The concept is still at an early stage of inception by EU institutions, with key actions scheduled from 2021-2023.

Today, the concept of sustainability lacks a shared understanding. Defining such a term is a prerequisite for any successful development of a sustainable-by-design concept. The situation is similar to that of integrating the “precautionary principle” in EU legislation, i.e., a debate that has still not been fully resolved.

Chemicals under consideration for UK REACH controls announced

The first work program for UK REACH has disclosed what chemicals may be banned and those that may be used under strict conditions, according to

The program was published by the UK Health and Safety Executive (HSE) in mid-June, detailing what it plans to do alongside the Environment Agency (EA) to implement the new regime over 2021/22.

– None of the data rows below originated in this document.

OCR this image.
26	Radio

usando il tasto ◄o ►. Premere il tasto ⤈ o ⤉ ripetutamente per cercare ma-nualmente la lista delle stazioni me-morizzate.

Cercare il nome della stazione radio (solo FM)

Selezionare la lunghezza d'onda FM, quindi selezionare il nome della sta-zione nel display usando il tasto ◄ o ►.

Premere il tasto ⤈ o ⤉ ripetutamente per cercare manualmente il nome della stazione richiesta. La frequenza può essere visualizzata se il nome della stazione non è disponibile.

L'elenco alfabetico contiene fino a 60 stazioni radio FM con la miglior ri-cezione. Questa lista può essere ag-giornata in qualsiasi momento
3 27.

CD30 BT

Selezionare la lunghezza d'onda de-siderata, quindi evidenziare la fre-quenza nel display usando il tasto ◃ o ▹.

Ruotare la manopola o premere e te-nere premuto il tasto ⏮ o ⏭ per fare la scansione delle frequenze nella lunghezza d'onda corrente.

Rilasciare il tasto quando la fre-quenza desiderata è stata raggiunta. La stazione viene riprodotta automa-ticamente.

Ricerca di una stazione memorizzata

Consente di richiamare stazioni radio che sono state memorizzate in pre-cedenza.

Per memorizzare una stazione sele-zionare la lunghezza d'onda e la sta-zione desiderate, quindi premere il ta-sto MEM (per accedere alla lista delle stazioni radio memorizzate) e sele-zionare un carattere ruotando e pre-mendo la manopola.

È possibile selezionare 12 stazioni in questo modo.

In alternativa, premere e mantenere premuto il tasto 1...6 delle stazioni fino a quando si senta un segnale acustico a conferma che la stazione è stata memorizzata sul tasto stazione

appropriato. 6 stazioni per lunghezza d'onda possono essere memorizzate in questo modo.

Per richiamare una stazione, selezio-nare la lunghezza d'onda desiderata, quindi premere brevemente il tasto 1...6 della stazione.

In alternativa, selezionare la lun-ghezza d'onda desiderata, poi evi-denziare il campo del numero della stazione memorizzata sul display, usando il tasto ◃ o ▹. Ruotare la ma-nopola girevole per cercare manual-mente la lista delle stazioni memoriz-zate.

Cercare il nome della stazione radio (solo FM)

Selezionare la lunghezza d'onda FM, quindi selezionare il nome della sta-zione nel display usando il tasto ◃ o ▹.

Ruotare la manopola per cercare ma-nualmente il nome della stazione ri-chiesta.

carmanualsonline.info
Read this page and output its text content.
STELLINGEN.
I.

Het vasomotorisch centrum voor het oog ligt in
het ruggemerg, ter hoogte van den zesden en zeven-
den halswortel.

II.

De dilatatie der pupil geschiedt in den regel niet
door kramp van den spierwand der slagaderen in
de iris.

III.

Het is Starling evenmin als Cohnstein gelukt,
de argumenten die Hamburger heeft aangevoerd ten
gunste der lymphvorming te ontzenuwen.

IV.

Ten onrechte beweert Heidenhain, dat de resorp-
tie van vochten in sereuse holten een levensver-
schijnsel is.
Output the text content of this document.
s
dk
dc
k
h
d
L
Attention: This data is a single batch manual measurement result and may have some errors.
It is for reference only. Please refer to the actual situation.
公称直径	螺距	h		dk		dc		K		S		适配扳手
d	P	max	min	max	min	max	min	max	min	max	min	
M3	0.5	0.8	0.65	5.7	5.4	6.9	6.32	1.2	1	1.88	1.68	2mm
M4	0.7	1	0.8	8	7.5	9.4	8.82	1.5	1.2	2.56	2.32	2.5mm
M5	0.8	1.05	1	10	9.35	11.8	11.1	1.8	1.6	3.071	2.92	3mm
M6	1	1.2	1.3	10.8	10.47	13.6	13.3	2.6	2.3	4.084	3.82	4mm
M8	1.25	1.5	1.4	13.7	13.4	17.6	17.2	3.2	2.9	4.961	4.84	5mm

The following substances have been earmarked to be considered as Substances of Very High Concern (SVHCs):

  • A series of tin fatty acid derivatives,
  • High temperature solvent bis(2-(2-methoxyethoxy)ethyl) ether (known as tetraglyme)
  • Industrial intermediate resorcinol
  • Brominated flame retardants BMP, TBNPA and 2,3-DBPA
  • Disinfectant, wart medication, preservative, and fixative glutaral
  • Fragrance 2-(4-Tert-butylbenzyl)propionaldehyde
  • 1,4-dioxane, a possibly carcinogenic solvent
  • Sodium orthoborate, thought to be toxic to reproduction
  • Suspected endocrine disruptor Dodecylphenol (PDDP)
  • Bisphenol B, closely related to the widely-used endocrine disruptor bisphenol A.

A priority list is to be drafted by the end of the year and finalized by the end of March 2022.